Using TLO
These instructions are for using the Thanzi la Onse model model on the DIDE cluster with hipercow. We'll probably update some of the TLOmodel
wiki once things stabilise and then we can perhaps point there as a source of truth.
The current state of play: We can currently run a simple copy of the model on the cluster, running on Python 3.11 under Windows. None of the Azure workflows are supported.
Minimal instructions, within a clone of TLOmodel
.
First set up a hipercow root and configure it to use Python 3.11 on the DIDE Windows cluster:
hipercow init
hipercow driver configure dide-windows --python-version=3.11
hipercow driver show dide-windows
Install the dependencies and the model itself into a virtual environment on the cluster:
hipercow environment new
hipercow environment provision -- pip install --verbose -r requirements/dev.txt
hipercow environment provision -- pip install --verbose .

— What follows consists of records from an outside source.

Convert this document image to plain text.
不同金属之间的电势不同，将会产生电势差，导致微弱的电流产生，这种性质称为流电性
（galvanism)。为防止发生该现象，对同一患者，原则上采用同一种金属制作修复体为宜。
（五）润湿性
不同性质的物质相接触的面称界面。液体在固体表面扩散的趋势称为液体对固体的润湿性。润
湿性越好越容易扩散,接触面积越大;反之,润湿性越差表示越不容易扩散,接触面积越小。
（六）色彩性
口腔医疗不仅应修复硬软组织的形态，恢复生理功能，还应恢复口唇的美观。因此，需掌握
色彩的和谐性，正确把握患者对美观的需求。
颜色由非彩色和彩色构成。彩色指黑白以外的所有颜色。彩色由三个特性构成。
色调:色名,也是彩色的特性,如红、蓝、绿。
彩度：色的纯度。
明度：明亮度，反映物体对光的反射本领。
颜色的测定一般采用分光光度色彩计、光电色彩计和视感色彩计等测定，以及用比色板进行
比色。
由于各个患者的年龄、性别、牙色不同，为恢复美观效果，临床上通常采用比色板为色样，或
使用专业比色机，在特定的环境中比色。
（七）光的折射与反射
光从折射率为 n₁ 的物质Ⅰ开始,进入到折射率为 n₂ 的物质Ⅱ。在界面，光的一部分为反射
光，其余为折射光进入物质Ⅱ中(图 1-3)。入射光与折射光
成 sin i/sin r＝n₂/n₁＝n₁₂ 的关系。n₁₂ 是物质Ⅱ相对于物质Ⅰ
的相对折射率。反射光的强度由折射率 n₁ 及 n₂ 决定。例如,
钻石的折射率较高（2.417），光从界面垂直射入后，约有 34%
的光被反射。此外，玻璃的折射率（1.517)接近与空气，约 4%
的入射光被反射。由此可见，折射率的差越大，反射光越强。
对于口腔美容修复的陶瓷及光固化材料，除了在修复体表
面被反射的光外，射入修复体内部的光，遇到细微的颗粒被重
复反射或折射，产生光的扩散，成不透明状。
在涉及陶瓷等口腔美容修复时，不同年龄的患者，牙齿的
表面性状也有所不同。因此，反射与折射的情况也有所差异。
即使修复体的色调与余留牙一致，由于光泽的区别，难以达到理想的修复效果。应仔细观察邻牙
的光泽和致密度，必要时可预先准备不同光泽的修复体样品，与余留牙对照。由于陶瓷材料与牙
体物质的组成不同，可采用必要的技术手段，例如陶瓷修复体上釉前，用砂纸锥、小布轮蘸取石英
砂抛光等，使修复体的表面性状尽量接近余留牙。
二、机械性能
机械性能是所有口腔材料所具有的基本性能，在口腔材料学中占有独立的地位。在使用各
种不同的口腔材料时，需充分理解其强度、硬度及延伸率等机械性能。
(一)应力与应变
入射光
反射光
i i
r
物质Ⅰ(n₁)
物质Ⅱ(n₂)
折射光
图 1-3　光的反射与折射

On the home drive, installation takes 200-300s for the development requirements and and 66s for the package itself. The requirements installation will appear to pause with no output for quite a while.
Optionally, confirm that things work:
hipercow task create --wait -- tlo --help
You can submit tasks with the tlo
command to run a scenario. For example:
hipercow task create tlo scenario-run src/scripts/dev/scenarios/cluster-run.py
After which you can use hipercow task wait
, hipercow task log
and hipercow task status
to keep an eye on your task. If you have many tasks to submit, you might need to use a loop in bash or similar.